Mas encontramos também nas estantes um conto infantil singelo e mágico, direccionado a leitores entre os seis e os dez anos, e esquecido pelo seu Autor desde os inícios da década de setenta – A maior flor do mundo (2001). No conto, observa-se a configuração de uma enunciação discursiva que paulatinamente se afasta daquela que será, inicialmente, a voz do autor textual – a qual, assumindo uma deixis pessoal, confessa a sua incapacidade para escrever histórias para crianças (pois «Além de ser preciso saber escolher as palavras, faz falta um certo jeito de contar, uma maneira muito certa e muito explicada, uma paciência muito grande») – e que se transforma em narrador declaradamente heterodiegético, abandonando todas as marcas discursivas anteriores e instaurando um segundo nível diegético («Dali para diante, para o nosso menino, será só uma pergunta sem literatura: "vou ou não vou?" E foi.»). E, com ele, também nós, leitores, iniciamos essa viagem, atravessamos o mundo todo, chegamos ao grande rio Nilo, recolhemos a água com as mãos, voltamos a atravessar o mundo, e damos de beber três gotas de água à plantinha sedenta, e repetiremos essa viagem «vinte vezes» ou «cem mil», não importa, pois o que interessa é ver «a flor aprumada» a dar «cheiro no ar», é realizarmos algo maior do que nós mesmos.

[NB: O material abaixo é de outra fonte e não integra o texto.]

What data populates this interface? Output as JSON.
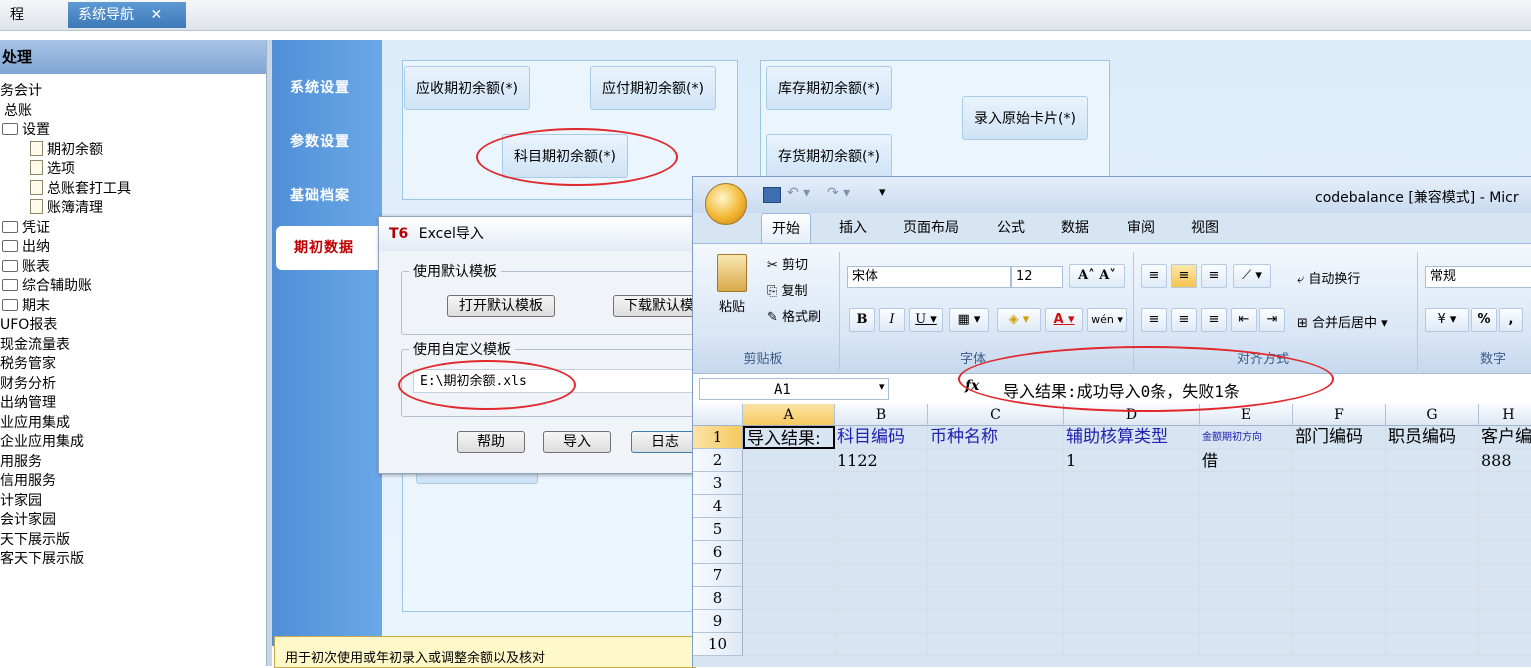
{
  "tabs": {
    "left_fragment": "程",
    "active": "系统导航",
    "close": "✕"
  },
  "tree": {
    "header": "处理",
    "items": [
      {
        "label": "务会计",
        "indent": 0,
        "icon": ""
      },
      {
        "label": "总账",
        "indent": 1,
        "icon": ""
      },
      {
        "label": "设置",
        "indent": 1,
        "icon": "folder"
      },
      {
        "label": "期初余额",
        "indent": 2,
        "icon": "doc"
      },
      {
        "label": "选项",
        "indent": 2,
        "icon": "doc"
      },
      {
        "label": "总账套打工具",
        "indent": 2,
        "icon": "doc"
      },
      {
        "label": "账簿清理",
        "indent": 2,
        "icon": "doc"
      },
      {
        "label": "凭证",
        "indent": 1,
        "icon": "folder"
      },
      {
        "label": "出纳",
        "indent": 1,
        "icon": "folder"
      },
      {
        "label": "账表",
        "indent": 1,
        "icon": "folder"
      },
      {
        "label": "综合辅助账",
        "indent": 1,
        "icon": "folder"
      },
      {
        "label": "期末",
        "indent": 1,
        "icon": "folder"
      },
      {
        "label": "UFO报表",
        "indent": 0,
        "icon": ""
      },
      {
        "label": "现金流量表",
        "indent": 0,
        "icon": ""
      },
      {
        "label": "税务管家",
        "indent": 0,
        "icon": ""
      },
      {
        "label": "财务分析",
        "indent": 0,
        "icon": ""
      },
      {
        "label": "出纳管理",
        "indent": 0,
        "icon": ""
      },
      {
        "label": "业应用集成",
        "indent": 0,
        "icon": ""
      },
      {
        "label": "企业应用集成",
        "indent": 0,
        "icon": ""
      },
      {
        "label": "用服务",
        "indent": 0,
        "icon": ""
      },
      {
        "label": "信用服务",
        "indent": 0,
        "icon": ""
      },
      {
        "label": "计家园",
        "indent": 0,
        "icon": ""
      },
      {
        "label": "会计家园",
        "indent": 0,
        "icon": ""
      },
      {
        "label": "天下展示版",
        "indent": 0,
        "icon": ""
      },
      {
        "label": "客天下展示版",
        "indent": 0,
        "icon": ""
      }
    ]
  },
  "nav": {
    "items": [
      "系统设置",
      "参数设置",
      "基础档案",
      "期初数据"
    ],
    "buttons": {
      "receivable": "应收期初余额(*)",
      "payable": "应付期初余额(*)",
      "subject": "科目期初余额(*)",
      "inventory": "库存期初余额(*)",
      "stock": "存货期初余额(*)",
      "asset_card": "录入原始卡片(*)"
    },
    "tooltip": "用于初次使用或年初录入或调整余额以及核对"
  },
  "dialog": {
    "brand": "T6",
    "title": "Excel导入",
    "default_group": "使用默认模板",
    "open_default": "打开默认模板",
    "download_default": "下载默认模",
    "custom_group": "使用自定义模板",
    "path": "E:\\期初余额.xls",
    "help": "帮助",
    "import": "导入",
    "log": "日志"
  },
  "excel": {
    "title": "codebalance  [兼容模式] - Micr",
    "ribbon_tabs": [
      "开始",
      "插入",
      "页面布局",
      "公式",
      "数据",
      "审阅",
      "视图"
    ],
    "clipboard": {
      "paste": "粘贴",
      "cut": "剪切",
      "copy": "复制",
      "format_painter": "格式刷",
      "label": "剪贴板"
    },
    "font": {
      "name": "宋体",
      "size": "12",
      "label": "字体"
    },
    "alignment": {
      "wrap": "自动换行",
      "merge": "合并后居中",
      "label": "对齐方式"
    },
    "number": {
      "format": "常规",
      "label": "数字"
    },
    "name_box": "A1",
    "fx": "fx",
    "formula": "导入结果:成功导入0条，失败1条",
    "columns": [
      "A",
      "B",
      "C",
      "D",
      "E",
      "F",
      "G",
      "H"
    ],
    "rows": [
      "1",
      "2",
      "3",
      "4",
      "5",
      "6",
      "7",
      "8",
      "9",
      "10"
    ],
    "row1": [
      "导入结果:",
      "科目编码",
      "币种名称",
      "辅助核算类型",
      "金额期初方向",
      "部门编码",
      "职员编码",
      "客户编"
    ],
    "row2": [
      "",
      "1122",
      "",
      "1",
      "借",
      "",
      "",
      "888"
    ]
  },
  "colors": {
    "accent_red": "#e0282d",
    "excel_blue_text": "#2020b0",
    "nav_blue": "#4f8fd6"
  }
}
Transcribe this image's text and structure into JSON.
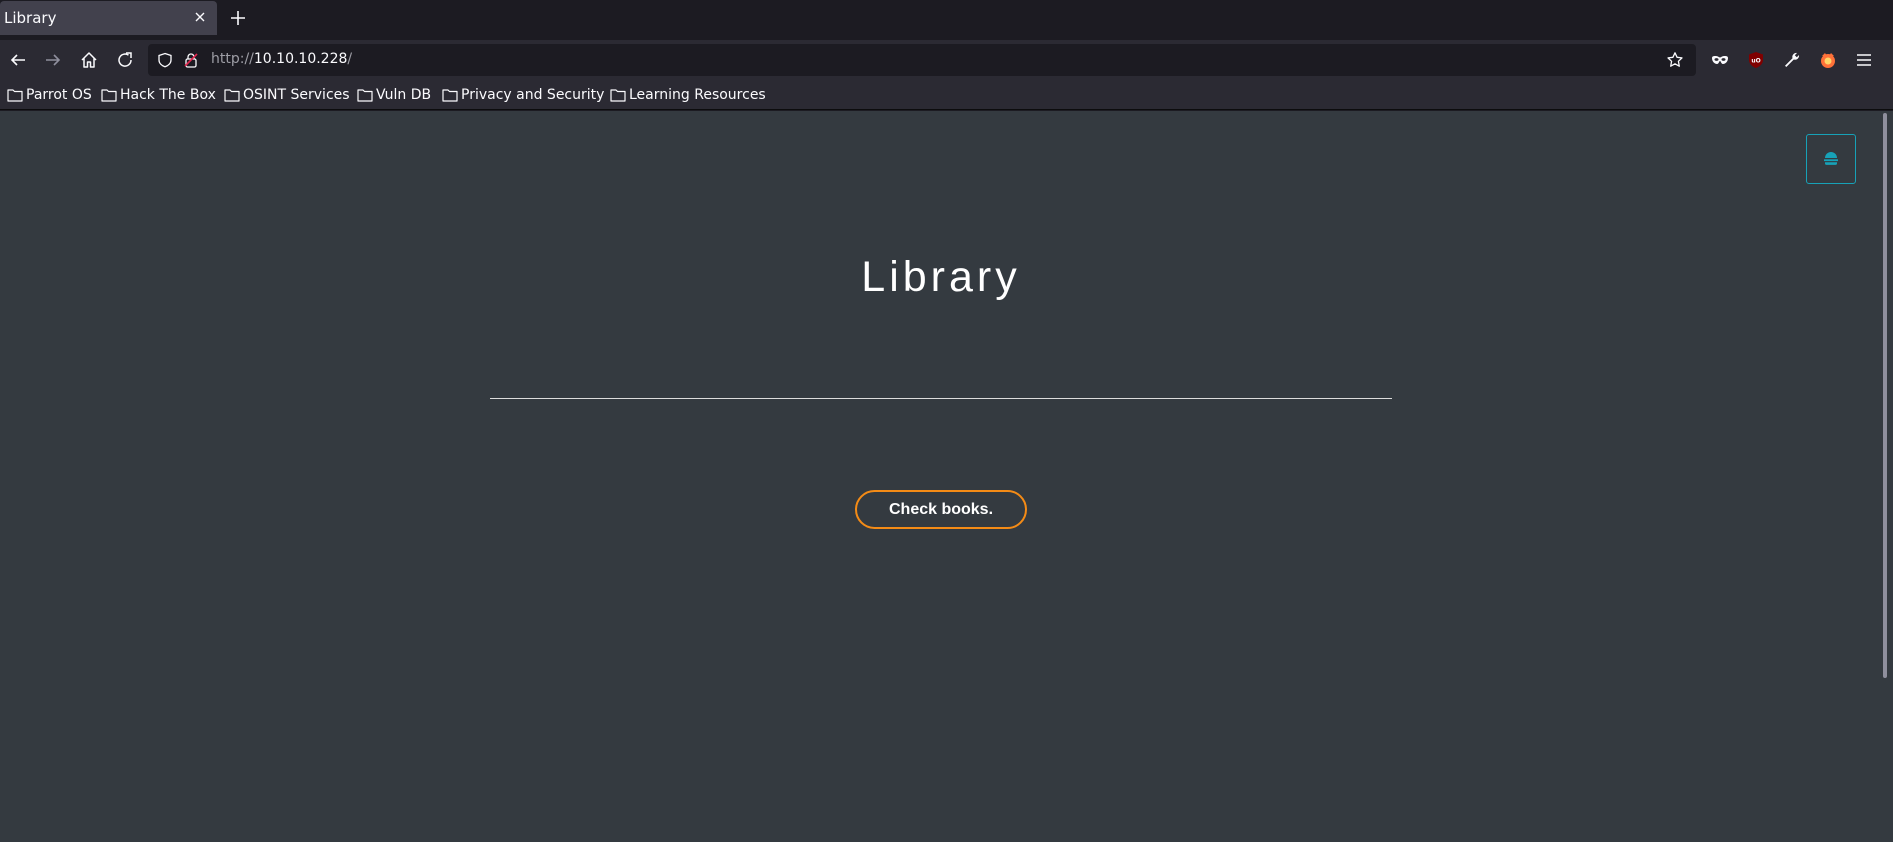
{
  "browser": {
    "tab": {
      "title": "Library"
    },
    "url": {
      "protocol": "http://",
      "host": "10.10.10.228",
      "path": "/"
    },
    "bookmarks": [
      {
        "label": "Parrot OS"
      },
      {
        "label": "Hack The Box"
      },
      {
        "label": "OSINT Services"
      },
      {
        "label": "Vuln DB"
      },
      {
        "label": "Privacy and Security"
      },
      {
        "label": "Learning Resources"
      }
    ],
    "extensions": [
      "incognito-mask-icon",
      "ublock-origin-icon",
      "wrench-icon",
      "firefox-devtools-icon"
    ]
  },
  "page": {
    "title": "Library",
    "cta_label": "Check books.",
    "menu_toggle_icon": "hamburger-icon"
  },
  "colors": {
    "page_background": "#343a40",
    "accent_orange": "#f48b16",
    "accent_teal": "#17a2b8"
  }
}
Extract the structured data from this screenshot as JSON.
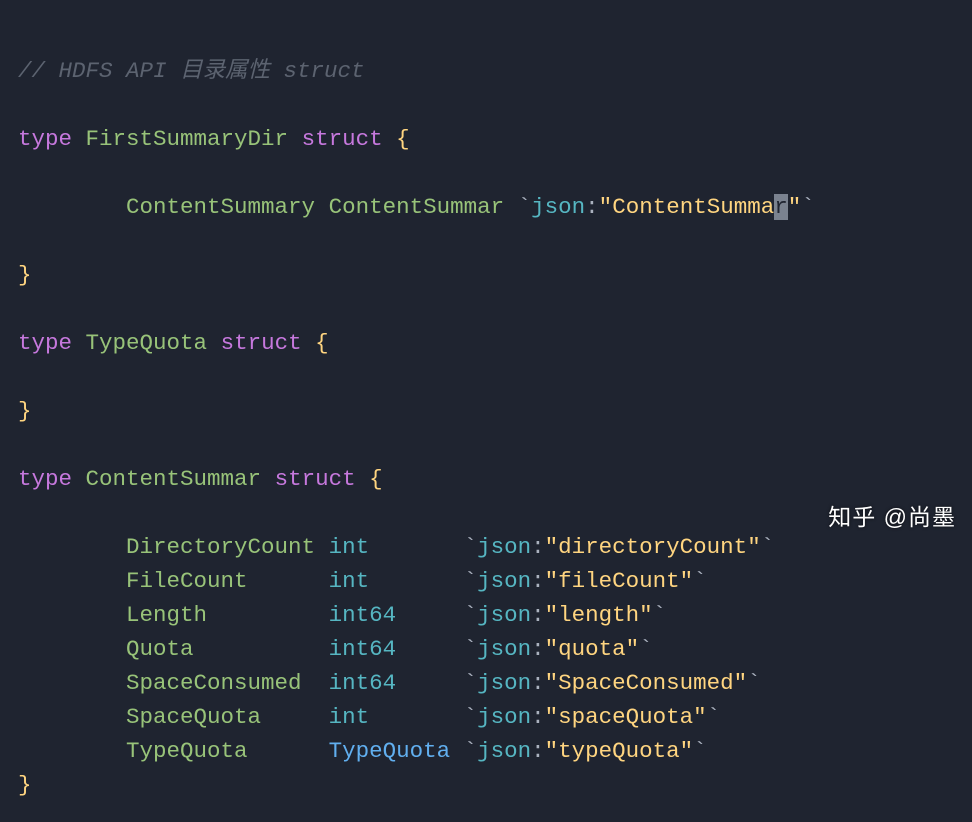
{
  "code": {
    "line1": {
      "comment": "// HDFS API 目录属性 struct"
    },
    "line2": {
      "kw1": "type",
      "name": "FirstSummaryDir",
      "kw2": "struct",
      "brace": "{"
    },
    "line3": {
      "indent": "        ",
      "field": "ContentSummary",
      "ftype": "ContentSummar",
      "tag_pre": "`json:\"",
      "tag_val": "ContentSumma",
      "tag_cursor": "r",
      "tag_post": "\"`"
    },
    "line4": {
      "brace": "}"
    },
    "line5": {
      "kw1": "type",
      "name": "TypeQuota",
      "kw2": "struct",
      "brace": "{"
    },
    "line6": {
      "brace": "}"
    },
    "line7": {
      "kw1": "type",
      "name": "ContentSummar",
      "kw2": "struct",
      "brace": "{"
    },
    "fields": [
      {
        "name": "DirectoryCount",
        "type": "int",
        "pad1": "        ",
        "pad2": " ",
        "json": "directoryCount"
      },
      {
        "name": "FileCount",
        "type": "int",
        "pad1": "        ",
        "pad2": "      ",
        "json": "fileCount"
      },
      {
        "name": "Length",
        "type": "int64",
        "pad1": "        ",
        "pad2": "         ",
        "json": "length"
      },
      {
        "name": "Quota",
        "type": "int64",
        "pad1": "        ",
        "pad2": "          ",
        "json": "quota"
      },
      {
        "name": "SpaceConsumed",
        "type": "int64",
        "pad1": "        ",
        "pad2": "  ",
        "json": "SpaceConsumed"
      },
      {
        "name": "SpaceQuota",
        "type": "int",
        "pad1": "        ",
        "pad2": "     ",
        "json": "spaceQuota"
      },
      {
        "name": "TypeQuota",
        "type": "TypeQuota",
        "pad1": "        ",
        "pad2": "      ",
        "json": "typeQuota"
      }
    ],
    "line_last": {
      "brace": "}"
    }
  },
  "watermark": "知乎 @尚墨"
}
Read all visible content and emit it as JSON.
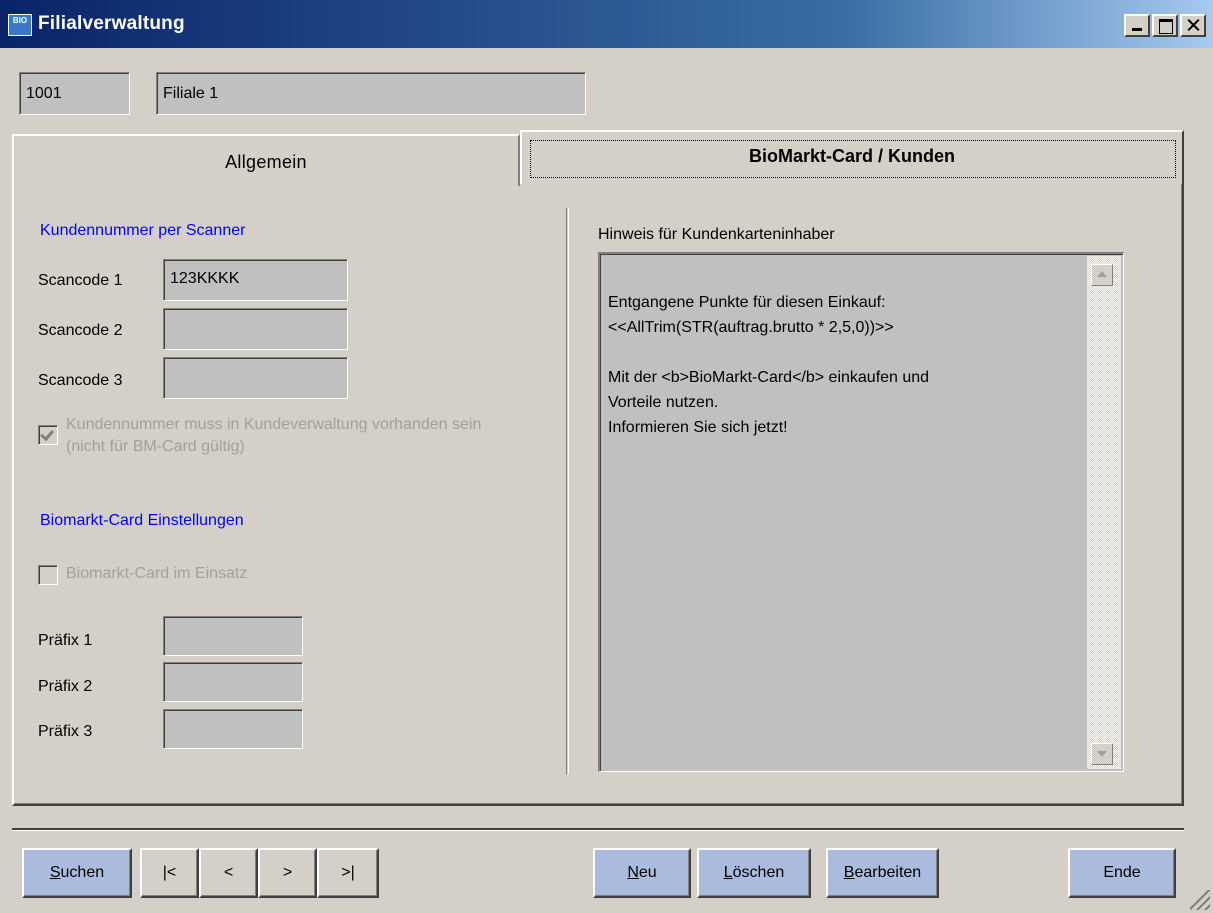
{
  "window": {
    "title": "Filialverwaltung",
    "icon_text": "BIO",
    "icon": "app-icon"
  },
  "header": {
    "number_value": "1001",
    "name_value": "Filiale 1"
  },
  "tabs": [
    {
      "label": "Allgemein",
      "active": false
    },
    {
      "label": "BioMarkt-Card / Kunden",
      "active": true
    }
  ],
  "scanner": {
    "heading": "Kundennummer per Scanner",
    "fields": [
      {
        "label": "Scancode 1",
        "value": "123KKKK"
      },
      {
        "label": "Scancode 2",
        "value": ""
      },
      {
        "label": "Scancode 3",
        "value": ""
      }
    ],
    "checkbox_label": "Kundennummer muss in Kundeverwaltung vorhanden sein (nicht für BM-Card gültig)",
    "checkbox_checked": true
  },
  "biomarkt": {
    "heading": "Biomarkt-Card Einstellungen",
    "checkbox_label": "Biomarkt-Card im Einsatz",
    "checkbox_checked": false,
    "prefixes": [
      {
        "label": "Präfix 1",
        "value": ""
      },
      {
        "label": "Präfix 2",
        "value": ""
      },
      {
        "label": "Präfix 3",
        "value": ""
      }
    ]
  },
  "hinweis": {
    "label": "Hinweis für Kundenkarteninhaber",
    "text": "Entgangene Punkte für diesen Einkauf:\n<<AllTrim(STR(auftrag.brutto * 2,5,0))>>\n\nMit der <b>BioMarkt-Card</b> einkaufen und\nVorteile nutzen.\nInformieren Sie sich jetzt!"
  },
  "footer": {
    "suchen_u": "S",
    "suchen_rest": "uchen",
    "nav": [
      "|<",
      "<",
      ">",
      ">|"
    ],
    "neu_u": "N",
    "neu_rest": "eu",
    "loeschen_u": "L",
    "loeschen_rest": "öschen",
    "bearbeiten_u": "B",
    "bearbeiten_rest": "earbeiten",
    "ende": "Ende"
  },
  "colors": {
    "accent_blue": "#0000ff",
    "button_highlight": "#aabbdd",
    "window_bg": "#d4d0c8",
    "field_bg": "#c0c0c0"
  }
}
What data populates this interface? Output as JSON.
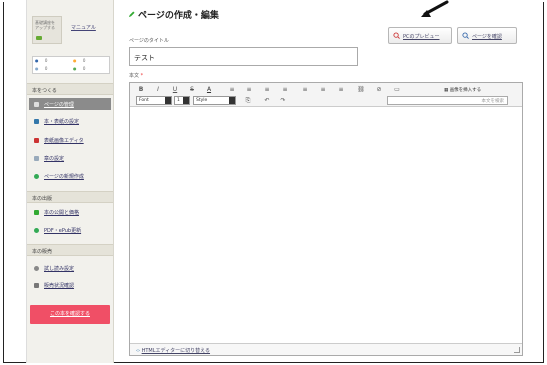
{
  "sidebar": {
    "logo_text": "基礎講座を\nアップする",
    "manual_label": "マニュアル",
    "counts": [
      "0",
      "0",
      "0",
      "0"
    ],
    "sections": [
      {
        "title": "本をつくる",
        "items": [
          {
            "label": "ページの管理",
            "active": true,
            "color": "#ddd"
          },
          {
            "label": "本・表紙の設定",
            "active": false,
            "color": "#37a"
          },
          {
            "label": "表紙画像エディタ",
            "active": false,
            "color": "#c33"
          },
          {
            "label": "章の設定",
            "active": false,
            "color": "#9ab"
          },
          {
            "label": "ページの新規作成",
            "active": false,
            "color": "#3a5"
          }
        ]
      },
      {
        "title": "本の出版",
        "items": [
          {
            "label": "本の公開と価格",
            "active": false,
            "color": "#3a3"
          },
          {
            "label": "PDF・ePub更新",
            "active": false,
            "color": "#3a5"
          }
        ]
      },
      {
        "title": "本の販売",
        "items": [
          {
            "label": "試し読み設定",
            "active": false,
            "color": "#888"
          },
          {
            "label": "販売状況確認",
            "active": false,
            "color": "#777"
          }
        ]
      }
    ],
    "cta_label": "この本を確認する"
  },
  "main": {
    "title": "ページの作成・編集",
    "preview_button": "PCのプレビュー",
    "confirm_button": "ページを確認",
    "page_title_label": "ページのタイトル",
    "page_title_value": "テスト",
    "body_label": "本文",
    "required_mark": "*",
    "toolbar": {
      "row1_buttons": [
        "B",
        "I",
        "U",
        "S",
        "A",
        "≡",
        "≡",
        "≡",
        "≡",
        "≡",
        "≡",
        "≡",
        "⛓",
        "⊘",
        "▭"
      ],
      "insert_table": "画像を挿入する",
      "font_select": "Font",
      "size_select": "1",
      "style_select": "Style",
      "search_placeholder": "本文を検索"
    },
    "footer_link": "HTMLエディターに切り替える"
  }
}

As ilustrações de João Caetano (v.), em técnica mista – pintura e colagem – valeram-lhe o Prémio Nacional de Ilustração 2001 e ampliam magnificamente os sentidos do texto, demarcando os dois níveis diegéticos ao mesmo tempo que dissolvem regras pragmáticas atinentes ao processo de comunicação literária. Neste caso, a representação pictural da voz discursiva que se apresenta no primeiro nível diegético plasma o autor empírico José Saramago, estatuindo uma relação de identidade. Ainda no que respeita às ilustrações, é também curiosa a primeira imagem, de uma sequência de três, que encerra o livro: o narrador do primeiro nível diegético, sentado à secretária, com um copo vazio, olhando, perplexo, o milagre – a maior flor do mundo –, e testemunhando ser a literatura o lugar de todos os possíveis.

A maior flor do mundo obteve a distinção «altamente recomendado» da Fundação Nacional do Livro Infantil e Juvenil, do Brasil, em 2001. E é «de leitura obrigatória para os adultos», a fim de aprenderem «o que há tanto tempo têm andado a ensinar», como se afirma no paratexto da contracapa.

Em 2007, o realizador galego Juan Pablo Etcheverry transformou este conto infantil numa curta-metragem, utilizando plasticina tradicional 2D. A banda sonora de Emílio Aragón harmoniza-se com a poeticidade do texto.


Bibliografia: A maior flor do mundo (2001), Lisboa: Caminho.